There are just 245 mature shore plover/tuturuatu, endemic to New Zealand, remaining, including 17 that are resident on Motutapu.
Shore plover were released on pest-free Motutapu in 2012, a year after Motutapu and neighbouring Rangitoto - the two islands are joined by a short bridge - were declared free of introduced predators including rats, stoats and possums that eat eggs and chicks of native birds.
Shore plover were once widespread around the coast of the North and South Islands but have been driven to the brink of extinction by rats and other introduced predators.
By 1990 there were only 130 shore plover. All these birds were on one island, Rangatira Island in the Chatham Islands, which is free of introduced predators.
"Pest-free Rangatira provided a lifeboat, preventing shore plover from becoming extinct," said Dave Houston, who leads the Department of Conservation Shore Plover Specialist Group.
"But Rangatira is basically becoming full. We're now using Motutapu and other pest-free islands to try and secure the survival of this species."
In the early 1990s, DoC took shore plover eggs from Rangatira and successfully hatched them at Pukaha Mount Bruce National Wildlife Centre.
This led to a captive-breeding programme being established at Pukaha Mount Bruce National Wildlife Centre and the Isaac Conservation and Wildlife Trust in Christchurch.
"In the mid-1990s we began moving captive-bred shore plovers onto pest-free islands to establish new populations in the wild," said Houston, who has been working with the shore plover for the past 10 years.
Today there are wild populations of shore plover on four pest-free islands - Rangatira and Mangere islands in the Chathams, Waikawa/Portland Island in Hawke's Bay, and Motutapu.
"Of the total population of 245 shore plover, 220 are living in the wild on pest-free islands," Houston said.
Rangatira is home to 50 breeding pairs of shore plover and is the only self-sustaining wild population. There are 17 breeding pairs of shore plover on Waikawa and six breeding pairs on Motutapu.
Houston said shore plover were very "approachable" birds, which made them particularly vulnerable to predators.

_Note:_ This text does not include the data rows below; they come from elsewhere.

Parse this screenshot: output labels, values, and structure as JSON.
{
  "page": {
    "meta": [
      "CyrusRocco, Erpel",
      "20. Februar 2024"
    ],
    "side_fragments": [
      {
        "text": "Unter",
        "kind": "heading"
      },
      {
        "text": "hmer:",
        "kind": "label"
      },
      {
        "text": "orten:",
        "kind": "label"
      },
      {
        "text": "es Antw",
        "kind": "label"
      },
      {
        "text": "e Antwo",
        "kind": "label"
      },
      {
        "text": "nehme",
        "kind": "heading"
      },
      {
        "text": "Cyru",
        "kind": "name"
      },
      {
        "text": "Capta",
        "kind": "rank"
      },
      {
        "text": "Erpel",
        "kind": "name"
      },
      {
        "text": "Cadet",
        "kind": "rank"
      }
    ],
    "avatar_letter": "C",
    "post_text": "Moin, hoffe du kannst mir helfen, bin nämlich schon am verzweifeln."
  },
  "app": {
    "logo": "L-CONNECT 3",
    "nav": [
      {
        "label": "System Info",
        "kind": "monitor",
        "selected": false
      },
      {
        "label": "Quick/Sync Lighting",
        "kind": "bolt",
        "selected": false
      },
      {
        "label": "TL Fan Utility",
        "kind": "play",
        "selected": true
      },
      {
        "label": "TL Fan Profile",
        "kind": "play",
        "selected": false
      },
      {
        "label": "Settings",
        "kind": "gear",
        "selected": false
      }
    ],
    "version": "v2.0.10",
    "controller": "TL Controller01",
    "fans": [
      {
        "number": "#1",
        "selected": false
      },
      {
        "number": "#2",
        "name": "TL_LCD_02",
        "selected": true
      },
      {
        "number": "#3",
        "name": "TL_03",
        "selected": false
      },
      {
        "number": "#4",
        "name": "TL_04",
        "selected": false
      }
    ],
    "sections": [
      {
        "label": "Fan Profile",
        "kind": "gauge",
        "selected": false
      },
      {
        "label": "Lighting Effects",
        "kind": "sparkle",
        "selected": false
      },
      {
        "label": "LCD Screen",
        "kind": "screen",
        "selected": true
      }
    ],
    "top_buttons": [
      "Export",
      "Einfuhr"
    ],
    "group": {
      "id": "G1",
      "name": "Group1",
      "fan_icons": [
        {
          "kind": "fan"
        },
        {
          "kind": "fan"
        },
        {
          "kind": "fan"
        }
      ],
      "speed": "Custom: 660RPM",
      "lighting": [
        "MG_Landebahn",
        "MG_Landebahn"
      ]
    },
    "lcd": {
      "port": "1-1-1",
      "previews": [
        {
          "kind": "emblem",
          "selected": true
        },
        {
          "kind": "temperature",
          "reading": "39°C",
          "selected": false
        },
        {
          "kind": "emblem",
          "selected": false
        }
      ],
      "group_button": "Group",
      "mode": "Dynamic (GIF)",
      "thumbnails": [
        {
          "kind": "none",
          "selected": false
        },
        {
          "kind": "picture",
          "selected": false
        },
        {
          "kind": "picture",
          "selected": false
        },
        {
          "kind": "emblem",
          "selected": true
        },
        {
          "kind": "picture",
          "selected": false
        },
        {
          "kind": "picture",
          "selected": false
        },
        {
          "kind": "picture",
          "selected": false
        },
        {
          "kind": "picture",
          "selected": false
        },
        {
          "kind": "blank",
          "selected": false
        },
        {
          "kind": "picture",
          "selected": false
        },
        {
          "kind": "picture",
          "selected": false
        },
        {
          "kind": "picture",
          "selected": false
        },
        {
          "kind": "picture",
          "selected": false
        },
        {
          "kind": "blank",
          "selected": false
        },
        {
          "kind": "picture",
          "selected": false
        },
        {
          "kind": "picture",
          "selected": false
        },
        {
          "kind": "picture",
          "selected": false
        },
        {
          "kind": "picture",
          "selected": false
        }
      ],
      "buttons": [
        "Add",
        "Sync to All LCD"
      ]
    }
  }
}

"They will come running up to you to see what is going on. They are great little birds, quite endearing, but is also one of the reasons they are not in places with predators."
Progress on Motutapu had been slow, with the first breeding pairs laying eggs there back in 2015.
However, not many chicks made it through to adulthood.
"We have had up to five chicks fledge there in the past, but last year we had just one."
Given the island was predator free the death rates were proving puzzling to those looking after them.
"We are not sure why they don't make it through. There may be avian predators, like pukeko, gulls or morepork, but we don't know for sure."
This year they had a team of students and volunteers working with DoC staff to monitor the chicks.
'We will be keeping a close eye on the chicks and hope we have a better success rate this year."
Early next year they will be releasing up to 40 chicks bred in captivity, however these had an even lower success rate than those born on the island.
"We have found those born on the island have a much higher chance of survival long term."
Houston said long term they would like to have about 50 breeding pairs on Motutapu and surrounding pest-free islands in the Hauraki Gulf.
"The recovery goal is to have them self-sustaining on five islands - we currently have them on one. I think it will be about another 20 years, all going well, to get to that point."
To keep Motutapu and Rangitoto pest-free, anyone travelling to the islands in a boat, yacht or kayak needs to check their vessel for a mouse, rat or signs of other introduced predators. Cats and dogs are not allowed on pest-free islands.
"We have found even a single rat getting on shore to a pest-free island can have catastrophic consequences," Houston said.
"Anybody visiting the island needs to be really aware about the biosecurity risks."